Auteur : Iria Hits : 959
Lady Oscar > Fic historique > L'ultime Salut >
Ce n'est pas un grand fic, je suis la première à le concéder. Ce n'est pas de la grande écriture ^___^
Voici juste le résultat d'une pensée venue cette nuit.

Si possible, il faudrait la lire sur cette musique (http://membres.lycos.fr/quantz/pages/quantz3.htm )


L'ultime Salut


5 Mai 1789, les Etats Généraux se sont une fois encore réunis salle des menus plaisirs.
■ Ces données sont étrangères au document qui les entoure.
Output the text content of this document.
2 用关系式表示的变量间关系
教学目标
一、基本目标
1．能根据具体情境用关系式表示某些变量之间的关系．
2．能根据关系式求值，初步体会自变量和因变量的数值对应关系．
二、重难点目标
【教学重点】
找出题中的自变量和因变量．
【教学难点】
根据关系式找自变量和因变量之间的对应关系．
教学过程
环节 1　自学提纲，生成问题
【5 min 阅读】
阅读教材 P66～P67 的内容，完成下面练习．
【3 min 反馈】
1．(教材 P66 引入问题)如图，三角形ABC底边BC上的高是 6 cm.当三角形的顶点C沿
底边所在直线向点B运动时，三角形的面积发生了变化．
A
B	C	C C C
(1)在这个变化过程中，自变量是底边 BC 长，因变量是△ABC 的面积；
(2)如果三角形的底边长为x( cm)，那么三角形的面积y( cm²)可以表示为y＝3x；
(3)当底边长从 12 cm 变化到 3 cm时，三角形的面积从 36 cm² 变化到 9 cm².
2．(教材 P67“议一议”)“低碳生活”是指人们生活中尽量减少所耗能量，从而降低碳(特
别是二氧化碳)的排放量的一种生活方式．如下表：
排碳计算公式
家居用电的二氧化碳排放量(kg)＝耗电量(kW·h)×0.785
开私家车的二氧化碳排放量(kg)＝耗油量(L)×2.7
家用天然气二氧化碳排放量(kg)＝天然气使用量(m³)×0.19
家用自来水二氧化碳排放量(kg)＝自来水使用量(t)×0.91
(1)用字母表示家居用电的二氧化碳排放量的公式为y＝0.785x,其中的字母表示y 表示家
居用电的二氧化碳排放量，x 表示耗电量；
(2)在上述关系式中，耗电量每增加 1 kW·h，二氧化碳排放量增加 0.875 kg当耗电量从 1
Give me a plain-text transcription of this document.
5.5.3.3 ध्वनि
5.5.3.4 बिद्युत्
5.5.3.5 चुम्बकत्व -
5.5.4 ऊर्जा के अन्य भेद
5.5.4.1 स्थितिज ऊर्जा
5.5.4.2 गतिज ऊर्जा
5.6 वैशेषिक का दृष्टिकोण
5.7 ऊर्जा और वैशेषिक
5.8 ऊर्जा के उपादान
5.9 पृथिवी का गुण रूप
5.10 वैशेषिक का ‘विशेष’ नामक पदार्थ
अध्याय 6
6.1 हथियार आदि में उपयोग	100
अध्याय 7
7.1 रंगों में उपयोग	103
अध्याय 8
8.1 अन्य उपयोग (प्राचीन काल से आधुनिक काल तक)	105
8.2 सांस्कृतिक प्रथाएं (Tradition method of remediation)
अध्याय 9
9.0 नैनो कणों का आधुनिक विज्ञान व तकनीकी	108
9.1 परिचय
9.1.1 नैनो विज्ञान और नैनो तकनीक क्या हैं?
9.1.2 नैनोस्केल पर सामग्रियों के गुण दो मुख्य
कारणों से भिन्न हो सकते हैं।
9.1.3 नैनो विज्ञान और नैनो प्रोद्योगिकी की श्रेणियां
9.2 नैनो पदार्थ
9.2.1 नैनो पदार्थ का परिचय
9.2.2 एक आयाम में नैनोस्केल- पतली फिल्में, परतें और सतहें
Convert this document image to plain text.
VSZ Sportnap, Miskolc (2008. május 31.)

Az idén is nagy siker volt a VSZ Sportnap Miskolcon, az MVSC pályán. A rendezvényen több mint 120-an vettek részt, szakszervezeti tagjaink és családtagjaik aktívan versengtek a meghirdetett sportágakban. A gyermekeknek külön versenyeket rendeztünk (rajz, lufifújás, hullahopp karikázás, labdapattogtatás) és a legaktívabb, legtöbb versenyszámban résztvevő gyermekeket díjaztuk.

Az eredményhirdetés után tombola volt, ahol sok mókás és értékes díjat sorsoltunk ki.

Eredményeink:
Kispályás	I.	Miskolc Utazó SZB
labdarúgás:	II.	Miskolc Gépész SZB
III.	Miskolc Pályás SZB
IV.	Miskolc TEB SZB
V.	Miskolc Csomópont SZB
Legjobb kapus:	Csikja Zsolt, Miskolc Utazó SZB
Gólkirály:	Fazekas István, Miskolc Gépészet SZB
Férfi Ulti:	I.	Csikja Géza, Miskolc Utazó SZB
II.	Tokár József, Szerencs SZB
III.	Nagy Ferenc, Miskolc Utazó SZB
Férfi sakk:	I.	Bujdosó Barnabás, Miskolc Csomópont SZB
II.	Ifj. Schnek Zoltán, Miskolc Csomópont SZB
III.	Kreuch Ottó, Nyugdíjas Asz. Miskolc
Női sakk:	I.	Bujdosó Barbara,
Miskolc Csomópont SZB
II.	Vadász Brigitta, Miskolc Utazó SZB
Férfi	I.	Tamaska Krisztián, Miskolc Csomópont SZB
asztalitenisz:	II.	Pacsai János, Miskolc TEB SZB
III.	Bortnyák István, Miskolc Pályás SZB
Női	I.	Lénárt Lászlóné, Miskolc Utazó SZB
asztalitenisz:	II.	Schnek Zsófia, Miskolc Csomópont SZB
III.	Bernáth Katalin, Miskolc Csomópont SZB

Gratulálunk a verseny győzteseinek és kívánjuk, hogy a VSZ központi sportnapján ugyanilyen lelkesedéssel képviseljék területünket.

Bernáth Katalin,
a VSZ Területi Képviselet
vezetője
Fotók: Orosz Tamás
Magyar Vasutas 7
Ils attendent leur roi, dont le trône est dressé au fond de salle. Son arrivée soulève un cri unique, reprit par un millier de poitrines

« le Roi ! »

Oui, souverain il l’est encore pour quelques jours, pour quelques mois. Mais dès cet instant, son pouvoir ne cessera de décroître. Comment aurait il pu le savoir, cet homme simple dont la bonté ne saurait s’accorder à la charge qui lui fut confiée de par sa naissance ?
Confiant, Louis XVI clôt son discours d’ouverture en se déclarant « le premier ami de ses peuples ». Cette harangue creuse est très applaudie.

Elle seule, restée debout tout le long du discours de l’héritier des Bourbons, n’est pas dupe des mots prononcés.
Elle, c’est Marie Antoinette, reine de France. A peine a-t-elle pali sous son maquillage de cours lorsque son arrivée n’a engendré que le silence. Puis, droite et souveraine elle a traversé le mur hostile de l’assistance muette.

Bon sang ne saurait mentir, Marie ne vacillerait pas sous l’affront comme n’importe quelle femme. Fille de la grande impératrice Marie-Thérèse, elle n’a peut être que trop conscience de sa valeur. On murmure dans les antichambres de Versailles que c’est ce qui l’a perdu, ce qui perd le roi aujourd’hui : Ignorante, futile, coquette, elle a le goût de plaire sans détester non plus de déplaire. Bonne mais hautaine, indulgente mais moqueuse, elle aime à l’excès la parure, le plaisir, déteste la contrainte.
Tout occupés à la haïr, les hommes ont oubliés les qualités qu’ils lui reconnaissaient volontiers dans les premiers temps de son mariage. Elle a le cœur droit, une générosité vraie, une volonté et une énergie qui croîtront avec l’infortune. Les prémices de cette étonnante force de caractère verront le jour dans cette salle même, en ce cinq Mai.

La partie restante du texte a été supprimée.